We crossed a cultural barrier yesterday…

Day 7, July 23. Slavonski Brod, Croatia.

We arrived safely in Zagreb, Croatia yesterday afternoon after a simple flight from Frankfurt, Germany. Leaving a very affluent, tidy, orderly, spiritually dark Germany for a far less affluent, less clean, more disorderly, and equally spiritually dark Croatia creates a bit of culture shock.

My old friend, Zlatko, greeted us at the Zagreb airport and drove us the roughly 2 hours to Slavonski Brod in eastern Croatia where we will reside until Friday morning. I had met Zlatko over 20 years ago on a previous trip to Eastern Europe with Bob Hitching. Zlatko kept Mike and Josh and me laughing during the entire 2-hour drive. To know Zlatko is to love him. He has served the Lord faithfully for all of these years. It’s an honor to be around people like him.

There is a stagnation in the Croatian church that is freely acknowledged by those who live here. But should this surprise us? In truth, spiritual torpor has descended upon most of the western world (the USA and Europe). The church in the west seems somewhat self-absorbed with our economic issues, and believers that I talk to seem either unaware or unconcerned with the fact that the church is generally in decline where we live while it is exploding in much of sub-Saharan Africa, Latin America, and many parts of Asia. So my sense is that what we observe to be the case in Europe, though it looks different because the culture is very different, is fairly similar to the spiritual condition of my neighbors in the fairly affluent neighborhoods south and west of Baltimore, where Josh and Mike and I live.

But something is stirring among the Roma. (I will use the term “Roma” to refer to the gypsy peoples among whom the Roma Bible Union concentrates – www.romabible.com. Though we frequently label these particular gypsies as “Bayash gypsies”, that nomenclature doesn’t work well all of the time. I know. It’s confusing. Maybe as it starts to make more sense to me throughout the week, I can speak more intelligibly to you about who these Roma/Bayash/gypsies actually are.)

Before we came to our guesthouse last night, we spent about an hour with the Hitchings and their co-worker, Andy Warner (who works with Pioneers), in their hotel lobby (Bob is recovering from stomach surgery and needs to stay in a hotel in town for the week). There we received a brief orientation as to what the week will hold for us. It will be a full and busy 4 days for the 3 of us as we meet new people, hang out with the Roma Bible Union team of about 15 or so people, travel to various gypsy villages, attempt to overcome language problems, try to be available for whatever God has for us, make friends from all over, and listen and observe to learn what we can.

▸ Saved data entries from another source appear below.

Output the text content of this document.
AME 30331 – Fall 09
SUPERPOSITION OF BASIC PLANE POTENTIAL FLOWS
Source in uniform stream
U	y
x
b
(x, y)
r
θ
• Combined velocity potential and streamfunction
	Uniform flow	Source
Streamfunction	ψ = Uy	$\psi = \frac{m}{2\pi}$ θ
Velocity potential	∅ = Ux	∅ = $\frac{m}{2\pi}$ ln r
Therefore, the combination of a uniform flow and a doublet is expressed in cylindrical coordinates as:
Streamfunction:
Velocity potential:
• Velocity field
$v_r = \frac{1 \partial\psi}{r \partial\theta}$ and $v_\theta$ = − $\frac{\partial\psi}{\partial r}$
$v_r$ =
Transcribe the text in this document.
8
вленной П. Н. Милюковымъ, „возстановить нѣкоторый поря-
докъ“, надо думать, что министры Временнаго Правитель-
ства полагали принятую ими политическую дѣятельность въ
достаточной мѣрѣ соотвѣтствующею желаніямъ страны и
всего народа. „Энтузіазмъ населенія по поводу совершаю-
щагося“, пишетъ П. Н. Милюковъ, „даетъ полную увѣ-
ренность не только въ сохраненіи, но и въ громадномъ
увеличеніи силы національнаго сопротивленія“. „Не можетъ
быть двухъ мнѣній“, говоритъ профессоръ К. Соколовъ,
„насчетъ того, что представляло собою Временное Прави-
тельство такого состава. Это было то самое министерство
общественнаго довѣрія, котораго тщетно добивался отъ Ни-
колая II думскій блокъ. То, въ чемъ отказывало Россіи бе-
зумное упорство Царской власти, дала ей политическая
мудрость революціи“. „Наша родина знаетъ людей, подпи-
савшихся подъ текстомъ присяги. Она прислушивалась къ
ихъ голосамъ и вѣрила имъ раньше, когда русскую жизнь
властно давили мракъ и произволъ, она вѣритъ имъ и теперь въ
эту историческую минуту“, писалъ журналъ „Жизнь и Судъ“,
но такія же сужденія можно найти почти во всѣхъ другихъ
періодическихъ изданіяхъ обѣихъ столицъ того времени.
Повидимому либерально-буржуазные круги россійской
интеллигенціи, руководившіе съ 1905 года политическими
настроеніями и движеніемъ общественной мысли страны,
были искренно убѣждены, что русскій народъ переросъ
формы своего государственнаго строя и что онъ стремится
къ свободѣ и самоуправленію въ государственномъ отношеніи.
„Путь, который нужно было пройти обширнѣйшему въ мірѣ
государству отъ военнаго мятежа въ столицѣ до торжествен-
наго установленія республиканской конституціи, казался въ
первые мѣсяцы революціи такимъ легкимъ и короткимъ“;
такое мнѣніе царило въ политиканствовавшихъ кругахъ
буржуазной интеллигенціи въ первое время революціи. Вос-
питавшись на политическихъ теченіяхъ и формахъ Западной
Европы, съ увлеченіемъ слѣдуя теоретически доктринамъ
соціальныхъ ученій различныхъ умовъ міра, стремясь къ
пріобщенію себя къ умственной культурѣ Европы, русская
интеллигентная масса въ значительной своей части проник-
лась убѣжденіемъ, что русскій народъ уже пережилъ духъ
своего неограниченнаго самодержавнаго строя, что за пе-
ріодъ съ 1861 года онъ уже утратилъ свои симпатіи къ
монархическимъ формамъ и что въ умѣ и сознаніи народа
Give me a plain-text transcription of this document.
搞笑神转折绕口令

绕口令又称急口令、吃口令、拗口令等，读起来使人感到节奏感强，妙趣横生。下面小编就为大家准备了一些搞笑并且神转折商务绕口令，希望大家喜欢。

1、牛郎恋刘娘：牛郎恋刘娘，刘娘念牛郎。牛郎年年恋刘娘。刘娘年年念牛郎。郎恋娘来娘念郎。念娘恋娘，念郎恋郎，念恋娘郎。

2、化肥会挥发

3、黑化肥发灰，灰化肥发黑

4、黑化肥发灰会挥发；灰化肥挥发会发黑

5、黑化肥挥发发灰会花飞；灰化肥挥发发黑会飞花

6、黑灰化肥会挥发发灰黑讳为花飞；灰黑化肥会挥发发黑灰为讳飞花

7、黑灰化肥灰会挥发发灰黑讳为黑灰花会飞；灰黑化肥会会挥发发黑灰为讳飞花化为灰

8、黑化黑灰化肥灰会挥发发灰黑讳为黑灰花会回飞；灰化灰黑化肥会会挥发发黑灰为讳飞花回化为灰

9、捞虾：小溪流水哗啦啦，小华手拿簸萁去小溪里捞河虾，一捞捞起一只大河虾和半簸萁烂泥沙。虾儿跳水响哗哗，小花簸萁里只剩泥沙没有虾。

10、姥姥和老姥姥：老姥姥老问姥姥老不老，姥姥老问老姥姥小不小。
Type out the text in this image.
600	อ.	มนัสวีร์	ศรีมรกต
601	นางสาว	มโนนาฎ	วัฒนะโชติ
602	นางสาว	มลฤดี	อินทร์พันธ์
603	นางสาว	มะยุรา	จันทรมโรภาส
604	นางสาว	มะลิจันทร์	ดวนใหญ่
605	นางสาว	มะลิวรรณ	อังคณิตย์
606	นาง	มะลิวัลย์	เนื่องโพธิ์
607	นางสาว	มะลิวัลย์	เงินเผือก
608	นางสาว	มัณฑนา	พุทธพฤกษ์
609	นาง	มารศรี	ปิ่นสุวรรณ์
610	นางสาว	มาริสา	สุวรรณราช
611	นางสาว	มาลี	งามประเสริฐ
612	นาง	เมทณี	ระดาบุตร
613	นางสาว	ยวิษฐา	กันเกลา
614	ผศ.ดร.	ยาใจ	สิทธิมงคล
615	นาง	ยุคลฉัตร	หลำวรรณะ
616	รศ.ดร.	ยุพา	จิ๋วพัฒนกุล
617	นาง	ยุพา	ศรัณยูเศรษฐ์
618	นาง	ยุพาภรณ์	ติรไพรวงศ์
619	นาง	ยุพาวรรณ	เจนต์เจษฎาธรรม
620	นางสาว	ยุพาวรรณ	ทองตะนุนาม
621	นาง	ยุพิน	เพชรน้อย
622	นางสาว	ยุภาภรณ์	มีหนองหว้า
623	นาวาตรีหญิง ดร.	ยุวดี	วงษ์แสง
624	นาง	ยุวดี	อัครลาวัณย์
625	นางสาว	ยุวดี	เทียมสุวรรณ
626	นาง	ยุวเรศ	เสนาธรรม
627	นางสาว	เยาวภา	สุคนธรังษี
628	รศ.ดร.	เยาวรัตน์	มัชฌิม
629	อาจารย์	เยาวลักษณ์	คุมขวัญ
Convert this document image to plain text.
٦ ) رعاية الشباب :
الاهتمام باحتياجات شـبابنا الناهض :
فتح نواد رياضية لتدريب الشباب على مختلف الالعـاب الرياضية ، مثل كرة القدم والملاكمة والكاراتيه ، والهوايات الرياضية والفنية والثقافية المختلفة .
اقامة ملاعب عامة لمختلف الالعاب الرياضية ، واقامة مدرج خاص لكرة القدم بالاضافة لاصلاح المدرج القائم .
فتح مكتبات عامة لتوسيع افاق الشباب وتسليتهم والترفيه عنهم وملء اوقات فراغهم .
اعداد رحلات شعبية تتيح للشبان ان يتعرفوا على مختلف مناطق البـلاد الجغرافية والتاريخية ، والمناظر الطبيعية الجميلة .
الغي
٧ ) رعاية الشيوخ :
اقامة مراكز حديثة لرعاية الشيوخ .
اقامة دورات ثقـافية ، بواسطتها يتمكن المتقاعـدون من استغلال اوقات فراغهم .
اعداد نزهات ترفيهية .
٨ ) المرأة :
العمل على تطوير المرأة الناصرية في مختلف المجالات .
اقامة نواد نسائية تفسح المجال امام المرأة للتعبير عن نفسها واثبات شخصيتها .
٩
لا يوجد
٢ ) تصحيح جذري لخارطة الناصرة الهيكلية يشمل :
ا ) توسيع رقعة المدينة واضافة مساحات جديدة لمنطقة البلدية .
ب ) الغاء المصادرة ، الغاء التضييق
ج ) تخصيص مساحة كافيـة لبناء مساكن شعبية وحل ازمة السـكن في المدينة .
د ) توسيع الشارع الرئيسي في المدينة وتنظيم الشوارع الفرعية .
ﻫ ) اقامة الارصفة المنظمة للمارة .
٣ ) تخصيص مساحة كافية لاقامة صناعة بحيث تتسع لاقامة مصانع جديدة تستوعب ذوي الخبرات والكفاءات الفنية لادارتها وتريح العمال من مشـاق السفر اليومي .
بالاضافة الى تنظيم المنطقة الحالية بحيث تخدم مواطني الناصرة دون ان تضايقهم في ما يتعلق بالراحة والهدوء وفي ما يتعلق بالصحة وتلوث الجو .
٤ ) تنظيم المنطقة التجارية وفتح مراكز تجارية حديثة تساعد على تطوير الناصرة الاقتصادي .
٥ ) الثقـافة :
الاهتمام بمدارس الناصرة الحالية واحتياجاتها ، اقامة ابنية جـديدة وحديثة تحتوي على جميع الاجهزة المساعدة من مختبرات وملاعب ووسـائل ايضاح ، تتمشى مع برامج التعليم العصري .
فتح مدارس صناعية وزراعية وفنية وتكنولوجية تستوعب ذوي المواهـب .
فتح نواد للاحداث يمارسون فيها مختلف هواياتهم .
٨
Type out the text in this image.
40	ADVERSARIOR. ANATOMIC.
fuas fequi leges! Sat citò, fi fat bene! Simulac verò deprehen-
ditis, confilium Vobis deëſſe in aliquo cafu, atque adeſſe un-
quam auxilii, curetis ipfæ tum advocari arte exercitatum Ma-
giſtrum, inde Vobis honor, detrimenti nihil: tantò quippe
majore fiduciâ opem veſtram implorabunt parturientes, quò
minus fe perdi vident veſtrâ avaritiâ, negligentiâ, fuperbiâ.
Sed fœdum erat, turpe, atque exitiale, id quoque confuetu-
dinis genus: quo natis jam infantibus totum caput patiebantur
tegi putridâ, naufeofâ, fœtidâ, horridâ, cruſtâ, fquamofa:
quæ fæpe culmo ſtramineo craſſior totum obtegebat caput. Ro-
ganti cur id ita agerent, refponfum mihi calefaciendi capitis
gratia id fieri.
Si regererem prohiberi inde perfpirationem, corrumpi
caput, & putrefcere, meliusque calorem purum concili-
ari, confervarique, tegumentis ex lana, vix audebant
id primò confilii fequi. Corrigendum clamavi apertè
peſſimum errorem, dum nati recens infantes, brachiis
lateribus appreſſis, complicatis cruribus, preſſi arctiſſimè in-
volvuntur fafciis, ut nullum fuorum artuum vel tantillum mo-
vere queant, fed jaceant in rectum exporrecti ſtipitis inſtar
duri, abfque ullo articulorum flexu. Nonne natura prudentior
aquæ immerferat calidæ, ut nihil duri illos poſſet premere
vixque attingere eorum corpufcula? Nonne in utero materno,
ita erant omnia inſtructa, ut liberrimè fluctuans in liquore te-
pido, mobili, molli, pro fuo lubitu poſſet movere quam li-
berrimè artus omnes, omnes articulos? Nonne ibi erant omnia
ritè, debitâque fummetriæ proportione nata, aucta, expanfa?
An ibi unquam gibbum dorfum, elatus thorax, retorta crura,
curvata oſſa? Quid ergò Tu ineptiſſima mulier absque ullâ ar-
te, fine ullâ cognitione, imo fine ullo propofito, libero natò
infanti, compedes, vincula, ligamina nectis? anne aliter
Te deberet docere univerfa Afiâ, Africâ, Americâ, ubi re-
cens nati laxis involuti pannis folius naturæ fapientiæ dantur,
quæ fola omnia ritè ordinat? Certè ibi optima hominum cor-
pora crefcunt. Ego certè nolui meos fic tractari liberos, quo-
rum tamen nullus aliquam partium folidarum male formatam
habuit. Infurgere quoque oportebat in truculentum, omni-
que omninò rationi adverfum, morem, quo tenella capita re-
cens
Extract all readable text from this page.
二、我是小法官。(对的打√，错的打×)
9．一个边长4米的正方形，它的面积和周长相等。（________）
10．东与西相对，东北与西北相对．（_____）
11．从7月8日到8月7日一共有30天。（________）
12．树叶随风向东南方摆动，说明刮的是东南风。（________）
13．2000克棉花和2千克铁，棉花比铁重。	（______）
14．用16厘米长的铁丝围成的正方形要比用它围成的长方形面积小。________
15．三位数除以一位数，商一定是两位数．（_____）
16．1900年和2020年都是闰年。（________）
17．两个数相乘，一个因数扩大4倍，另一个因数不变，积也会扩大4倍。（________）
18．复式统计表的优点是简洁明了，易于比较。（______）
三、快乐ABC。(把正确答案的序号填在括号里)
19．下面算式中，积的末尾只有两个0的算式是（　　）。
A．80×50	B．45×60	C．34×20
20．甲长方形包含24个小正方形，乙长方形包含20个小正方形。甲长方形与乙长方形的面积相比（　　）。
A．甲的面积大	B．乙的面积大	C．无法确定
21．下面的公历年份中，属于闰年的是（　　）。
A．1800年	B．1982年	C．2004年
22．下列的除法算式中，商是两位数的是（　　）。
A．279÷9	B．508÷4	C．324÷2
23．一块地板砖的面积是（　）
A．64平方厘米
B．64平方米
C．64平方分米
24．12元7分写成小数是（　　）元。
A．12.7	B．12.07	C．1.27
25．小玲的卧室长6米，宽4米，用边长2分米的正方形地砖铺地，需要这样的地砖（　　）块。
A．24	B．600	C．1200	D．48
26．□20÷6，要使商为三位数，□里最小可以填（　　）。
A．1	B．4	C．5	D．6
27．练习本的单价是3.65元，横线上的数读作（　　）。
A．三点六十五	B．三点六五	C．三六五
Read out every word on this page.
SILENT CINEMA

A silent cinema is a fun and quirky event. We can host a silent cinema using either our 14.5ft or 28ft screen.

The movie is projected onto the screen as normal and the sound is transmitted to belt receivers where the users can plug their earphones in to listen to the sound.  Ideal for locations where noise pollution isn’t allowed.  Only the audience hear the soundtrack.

We are very committed to the principle that we CANNOT come to Croatia as the “Great American Hope” with our wealth, education, and peculiar advantage on the world stage. We are not here because we have something special to give to the Roma simply because we are Americans. We have already met German believers who put us to shame with their attempts to follow Jesus. Now we will meet eastern Europeans who live under even more difficult circumstances – they have far more to teach us than we could ever teach them.

One of the distinct reactions that I had as I listened to Bob last night was that something is happening among the Roma people. I hope to talk more about that after I visit some of their villages on Tuesday, Wednesday, and Thursday. Also I want to share with you about our guesthouse and our living conditions as well as introduce you to the team of people who are laboring here for the Gospel.

I seriously want to communicate through these brief updates that the ministry here has been undertaken by fairly normal people who have intentionally determined to prioritize the penetration of an entire pagan sub-culture in eastern Europe for the sake of the Gospel. Like all of you homemaking, dishwashing, baby-diapering, gutter hanging, IT computering…geeks, and medical people, these laborers in Eastern Europe are essentially just like you. Though each one is uniquely gifted and loves God passionately, experts and spiritual giants are not doing this work.

You who read these updates also live in a somewhat pagan culture in North America. Do we only expect “mission” to happen in other places where the culture and language are different? Or do we have a passion for our own neighbors, co-workers, friends, and relatives? Do we see the place where God has placed us as an opportunity to cross cultural barriers to encounter people who need the Gospel as badly as any unwashed, economically deprived, poorly clothed, illiterate, underfed, miserable, abused, despised Roma gypsy who lives in a ramshackle hovel while engulfed in almost impenetrable spiritual darkness?